Farther along the route, the 200 foot tall 500 kV lines were approved to go through several Chino Hills neighborhoods along an existing right-of way (with inactive towers) wide enough only for 220 kV lines. HFE worked with the City of Chino Hills in a cooperative effort to design an alternate (Alt 4CM) on existing right of way through Chino Hills State Park, the result of which avoided the neighborhoods and reduced the number of existing towers in the Park.
- Once some towers were erected, the real impacts could be seen and angry residents effectively gained the renewed interest and attention of the PUC.
- On November 10, 2011 the PUC ordered Edison to take a new look at alternatives through the neighborhoods in the City of Chino Hills and also ordered Edison to stop construction pending a Commission decision on Chino Hills’ Application for Rehearing.
- HFE supported a new look at the route through the State Park on existing towers as long as adequate mitigation is provided for the temporary, permanent, ongoing, and cumulative impacts.
- Eventually SCE was required to underground the transmission lines through Chino Hills.
- In December 2009 the California Public Utilities Commission (CPUC) approved Edison’s TRTP which adds tall new towers and cuts through much of the Puente-Chino Hills Wildlife Corridor.
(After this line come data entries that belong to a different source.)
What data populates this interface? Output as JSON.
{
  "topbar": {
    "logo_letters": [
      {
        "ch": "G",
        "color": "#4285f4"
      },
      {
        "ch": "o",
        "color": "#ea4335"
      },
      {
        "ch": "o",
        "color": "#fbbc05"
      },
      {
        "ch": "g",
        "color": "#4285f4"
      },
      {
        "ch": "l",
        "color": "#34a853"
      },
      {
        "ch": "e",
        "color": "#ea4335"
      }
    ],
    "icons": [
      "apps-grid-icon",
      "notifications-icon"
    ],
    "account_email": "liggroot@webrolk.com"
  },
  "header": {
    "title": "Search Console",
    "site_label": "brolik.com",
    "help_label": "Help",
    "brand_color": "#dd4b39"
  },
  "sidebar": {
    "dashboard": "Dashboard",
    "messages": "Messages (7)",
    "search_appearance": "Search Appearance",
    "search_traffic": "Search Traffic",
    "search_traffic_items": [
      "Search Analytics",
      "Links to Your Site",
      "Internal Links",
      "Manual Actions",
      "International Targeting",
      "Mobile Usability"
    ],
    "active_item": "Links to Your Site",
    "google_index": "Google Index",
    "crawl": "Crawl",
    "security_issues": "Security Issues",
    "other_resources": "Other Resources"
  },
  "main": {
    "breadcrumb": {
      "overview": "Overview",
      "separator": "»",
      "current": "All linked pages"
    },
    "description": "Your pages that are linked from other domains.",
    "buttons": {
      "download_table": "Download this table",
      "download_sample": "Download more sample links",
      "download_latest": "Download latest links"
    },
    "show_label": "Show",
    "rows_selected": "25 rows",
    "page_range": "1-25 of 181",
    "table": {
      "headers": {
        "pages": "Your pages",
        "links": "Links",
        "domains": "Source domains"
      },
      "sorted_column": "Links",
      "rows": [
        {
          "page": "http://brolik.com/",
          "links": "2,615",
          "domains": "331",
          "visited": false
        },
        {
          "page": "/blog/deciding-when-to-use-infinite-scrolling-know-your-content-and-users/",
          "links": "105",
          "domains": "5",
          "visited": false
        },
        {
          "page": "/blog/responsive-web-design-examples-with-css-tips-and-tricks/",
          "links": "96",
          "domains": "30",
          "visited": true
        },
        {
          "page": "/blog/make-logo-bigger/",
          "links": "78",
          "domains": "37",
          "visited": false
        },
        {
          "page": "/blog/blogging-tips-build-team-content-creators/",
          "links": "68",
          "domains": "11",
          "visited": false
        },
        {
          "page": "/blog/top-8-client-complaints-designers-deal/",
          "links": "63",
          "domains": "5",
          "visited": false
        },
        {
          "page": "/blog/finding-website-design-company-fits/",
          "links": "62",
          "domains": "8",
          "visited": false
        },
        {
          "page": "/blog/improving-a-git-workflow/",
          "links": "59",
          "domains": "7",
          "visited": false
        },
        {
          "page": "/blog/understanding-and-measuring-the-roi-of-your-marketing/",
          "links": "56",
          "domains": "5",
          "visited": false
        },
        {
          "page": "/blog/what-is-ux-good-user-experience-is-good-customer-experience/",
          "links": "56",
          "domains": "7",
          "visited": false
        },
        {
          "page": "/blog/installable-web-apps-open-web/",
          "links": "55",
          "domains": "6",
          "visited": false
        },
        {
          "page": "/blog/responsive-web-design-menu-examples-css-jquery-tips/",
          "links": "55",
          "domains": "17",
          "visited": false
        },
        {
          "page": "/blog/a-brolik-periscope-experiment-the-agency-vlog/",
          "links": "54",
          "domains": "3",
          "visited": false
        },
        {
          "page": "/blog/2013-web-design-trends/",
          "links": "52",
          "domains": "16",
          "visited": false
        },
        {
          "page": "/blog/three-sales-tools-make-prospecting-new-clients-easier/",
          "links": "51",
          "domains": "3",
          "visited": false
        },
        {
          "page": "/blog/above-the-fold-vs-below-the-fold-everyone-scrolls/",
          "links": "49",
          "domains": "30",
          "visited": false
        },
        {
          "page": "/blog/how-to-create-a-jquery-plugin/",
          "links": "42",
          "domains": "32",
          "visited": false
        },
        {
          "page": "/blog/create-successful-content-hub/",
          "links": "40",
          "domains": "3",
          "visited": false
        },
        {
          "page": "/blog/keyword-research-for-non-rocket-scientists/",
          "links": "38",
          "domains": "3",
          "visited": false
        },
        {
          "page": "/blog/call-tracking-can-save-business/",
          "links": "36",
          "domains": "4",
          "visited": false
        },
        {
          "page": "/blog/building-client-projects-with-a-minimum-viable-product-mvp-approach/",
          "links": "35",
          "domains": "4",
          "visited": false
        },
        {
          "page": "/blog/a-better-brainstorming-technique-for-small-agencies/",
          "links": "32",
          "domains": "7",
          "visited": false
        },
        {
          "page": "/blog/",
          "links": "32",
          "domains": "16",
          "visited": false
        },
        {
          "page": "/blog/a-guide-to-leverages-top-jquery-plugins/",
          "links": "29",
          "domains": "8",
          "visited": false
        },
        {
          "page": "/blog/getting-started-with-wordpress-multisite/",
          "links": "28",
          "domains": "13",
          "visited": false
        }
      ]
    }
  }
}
- Soon after approval, Edison leapfrogged construction and quickly built the new highly controversial 500 kV towers on a small easement through neighborhoods in the City of Chino Hills.
- The drawings on paper did not do justice to what the massive towers would actually look like. The new towers caused an uproar in the City. Residents organized and hammered the PUC and SCE.
- Under attack for the apparent lapses in oversight by the PUC in the PG&E gas explosion in San Bruno in late 2010, PUC President Peevey came to see the new towers near 185 homes and was disturbed by what he saw.
- As one of only two remaining commissioners and as the overseer of the project, on November 10, 2011 he ordered SCE to look at other alternatives to the towers in the neighborhoods, including undergrounding and the Alternative 4CM route developed with HFE.